Spangenberg continua a essere assente, ma non solo: circolano online delle foto imbarazzanti di feste private nella sua dimora, che contrastano (per essere discreti) con l'immagine che Nintendo vorrebbe donare di sé. Piscina, cocktail, donne in abiti succinti, e tutto il contesto edonista e lascivo che questi elementi suggeriscono. Nintendo allora rileva le quote di Spangenberg per un milione di dollari, e diventa l'azionista di maggioranza: viene nominato presidente Steve Barcia, un veterano dell'industria parte dell'ex team di Raven Blade. A forza di tagli e supervisioni nipponiche lo studio trova la sua via, ma il tempo che rimane prima della pubblicazione è poco, e per completare Metroid Prime il personale sta in ufficio ben oltre il dovuto. Nonostante i problemi il gioco esce a fine 2002, rivelandosi miracolosamente uno dei maggiori capolavori di questo secolo: e se era inaspettato scriverlo all'epoca, è ancora più sorprendente poterlo ribadire nel 2023.
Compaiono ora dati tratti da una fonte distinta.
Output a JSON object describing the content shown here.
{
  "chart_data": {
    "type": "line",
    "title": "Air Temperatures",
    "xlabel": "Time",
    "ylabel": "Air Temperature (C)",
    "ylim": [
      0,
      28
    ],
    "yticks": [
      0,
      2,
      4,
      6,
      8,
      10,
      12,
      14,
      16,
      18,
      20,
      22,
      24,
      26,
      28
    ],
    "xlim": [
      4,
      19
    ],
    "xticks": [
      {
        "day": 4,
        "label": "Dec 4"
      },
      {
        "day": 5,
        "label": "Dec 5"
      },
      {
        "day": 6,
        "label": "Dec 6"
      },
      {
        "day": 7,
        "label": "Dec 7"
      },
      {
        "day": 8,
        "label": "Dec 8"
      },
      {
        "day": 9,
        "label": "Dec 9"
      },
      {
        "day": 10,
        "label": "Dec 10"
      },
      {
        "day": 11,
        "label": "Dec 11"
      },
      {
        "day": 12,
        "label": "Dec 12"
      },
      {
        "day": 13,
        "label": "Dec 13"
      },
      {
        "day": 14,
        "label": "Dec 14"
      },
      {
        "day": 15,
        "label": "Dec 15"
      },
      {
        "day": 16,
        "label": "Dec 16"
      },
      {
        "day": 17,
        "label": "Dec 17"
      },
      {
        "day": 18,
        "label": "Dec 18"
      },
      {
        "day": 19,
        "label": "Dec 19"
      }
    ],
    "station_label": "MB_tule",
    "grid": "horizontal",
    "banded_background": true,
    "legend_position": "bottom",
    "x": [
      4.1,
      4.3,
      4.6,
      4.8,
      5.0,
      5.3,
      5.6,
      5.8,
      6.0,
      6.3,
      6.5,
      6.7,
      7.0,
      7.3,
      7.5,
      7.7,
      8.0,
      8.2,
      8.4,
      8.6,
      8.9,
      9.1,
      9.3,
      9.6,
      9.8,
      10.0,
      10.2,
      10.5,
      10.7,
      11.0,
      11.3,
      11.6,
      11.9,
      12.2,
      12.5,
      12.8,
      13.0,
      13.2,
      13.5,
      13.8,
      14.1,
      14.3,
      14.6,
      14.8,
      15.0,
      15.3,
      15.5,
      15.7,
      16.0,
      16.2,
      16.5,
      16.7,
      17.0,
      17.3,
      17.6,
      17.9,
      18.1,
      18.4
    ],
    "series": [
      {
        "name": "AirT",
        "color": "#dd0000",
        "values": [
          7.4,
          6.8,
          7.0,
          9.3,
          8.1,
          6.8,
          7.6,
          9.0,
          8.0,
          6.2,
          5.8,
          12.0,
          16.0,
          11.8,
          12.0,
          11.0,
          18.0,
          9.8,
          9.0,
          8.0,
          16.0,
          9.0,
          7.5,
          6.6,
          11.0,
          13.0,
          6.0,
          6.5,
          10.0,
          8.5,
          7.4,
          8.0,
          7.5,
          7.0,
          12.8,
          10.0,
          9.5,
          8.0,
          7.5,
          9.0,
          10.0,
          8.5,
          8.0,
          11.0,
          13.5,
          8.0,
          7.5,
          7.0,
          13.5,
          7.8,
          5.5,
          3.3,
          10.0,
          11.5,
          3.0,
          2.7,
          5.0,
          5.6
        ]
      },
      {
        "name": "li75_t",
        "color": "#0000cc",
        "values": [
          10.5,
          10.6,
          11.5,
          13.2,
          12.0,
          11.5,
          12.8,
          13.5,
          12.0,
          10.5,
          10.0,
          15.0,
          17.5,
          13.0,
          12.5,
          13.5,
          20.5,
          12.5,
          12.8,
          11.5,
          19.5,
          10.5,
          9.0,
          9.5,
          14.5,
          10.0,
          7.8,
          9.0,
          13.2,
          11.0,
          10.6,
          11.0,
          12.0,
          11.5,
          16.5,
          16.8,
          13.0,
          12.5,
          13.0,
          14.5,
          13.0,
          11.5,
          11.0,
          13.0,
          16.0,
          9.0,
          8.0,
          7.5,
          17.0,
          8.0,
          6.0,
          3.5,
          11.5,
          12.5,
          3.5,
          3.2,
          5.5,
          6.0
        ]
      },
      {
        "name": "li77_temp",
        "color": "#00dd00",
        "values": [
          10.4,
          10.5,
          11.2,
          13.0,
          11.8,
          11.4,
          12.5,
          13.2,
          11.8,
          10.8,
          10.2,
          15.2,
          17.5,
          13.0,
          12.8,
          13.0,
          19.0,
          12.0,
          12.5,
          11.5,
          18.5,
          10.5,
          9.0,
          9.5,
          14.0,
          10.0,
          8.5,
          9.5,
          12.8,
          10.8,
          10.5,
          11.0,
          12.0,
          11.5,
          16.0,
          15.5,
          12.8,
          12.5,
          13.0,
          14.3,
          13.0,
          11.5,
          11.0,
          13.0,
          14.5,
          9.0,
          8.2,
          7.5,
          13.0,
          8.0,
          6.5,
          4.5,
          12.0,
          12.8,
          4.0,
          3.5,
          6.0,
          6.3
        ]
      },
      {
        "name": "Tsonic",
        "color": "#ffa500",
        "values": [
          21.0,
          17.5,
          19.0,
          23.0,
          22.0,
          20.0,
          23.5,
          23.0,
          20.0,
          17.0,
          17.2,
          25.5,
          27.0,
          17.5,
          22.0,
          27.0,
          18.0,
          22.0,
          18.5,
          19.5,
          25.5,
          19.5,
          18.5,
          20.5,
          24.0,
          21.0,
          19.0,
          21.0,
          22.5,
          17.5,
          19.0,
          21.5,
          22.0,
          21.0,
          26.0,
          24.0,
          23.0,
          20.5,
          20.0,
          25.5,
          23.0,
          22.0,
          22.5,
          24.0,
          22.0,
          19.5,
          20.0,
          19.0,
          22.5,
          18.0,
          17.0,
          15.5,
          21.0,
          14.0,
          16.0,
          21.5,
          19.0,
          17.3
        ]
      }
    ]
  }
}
Seconda era: da Echoes a Tropical Freeze
Nonostante il successo, Retro non supera totalmente le sue difficoltà. Il team è provato dagli orari di lavoro dell'ultimo anno, e sembra che Barcia non solo abbia avuto un modo discutibile di redistribuire i guadagni tra i dipendenti, ma li abbia anche comunicati in modo imprudente, e accessibile a tutti, con l'effetto - piuttosto ovvio - di seminare discordia nel personale. Nintendo lo sostituisce con un suo storico dipendente, Michael Kelbaugh, tuttora presidente della compagnia. A Retro viene commissionato un sequel di Metroid Prime, ma Miyamoto, "sistemate le cose", lascia il ruolo di produttore al solo Tanabe (che, ancora oggi su Metroid Prime 4, riveste la stessa posizione). Anche il seguito si dimostra un successo: pur meno lodato e venduto, è comunque capace di accontentare gli appassionati del primo capitolo. Si rivolge coscientemente a quella platea, e riesce pienamente nel suo intento: Metroid Prime 2: Echoes ha meno charme e capacità di attrarre utenti generici, ma approfondisce, esasperandole e pulendole, le meccaniche del capostipite. Nel 2006 Andy O'Neil e Marco Thrush lasciano la compagnia, con altri ex dipendenti, e fondano Bluepoint Games, sempre ad Austin, che negli anni successivi si specializzerà in remaster e remake, fino ad essere infine acquisita da Sony nel 2021. Non sarebbero state le perdite più gravi, ma allo stesso tempo sarà comunque l'azienda "derivata" di maggior successo.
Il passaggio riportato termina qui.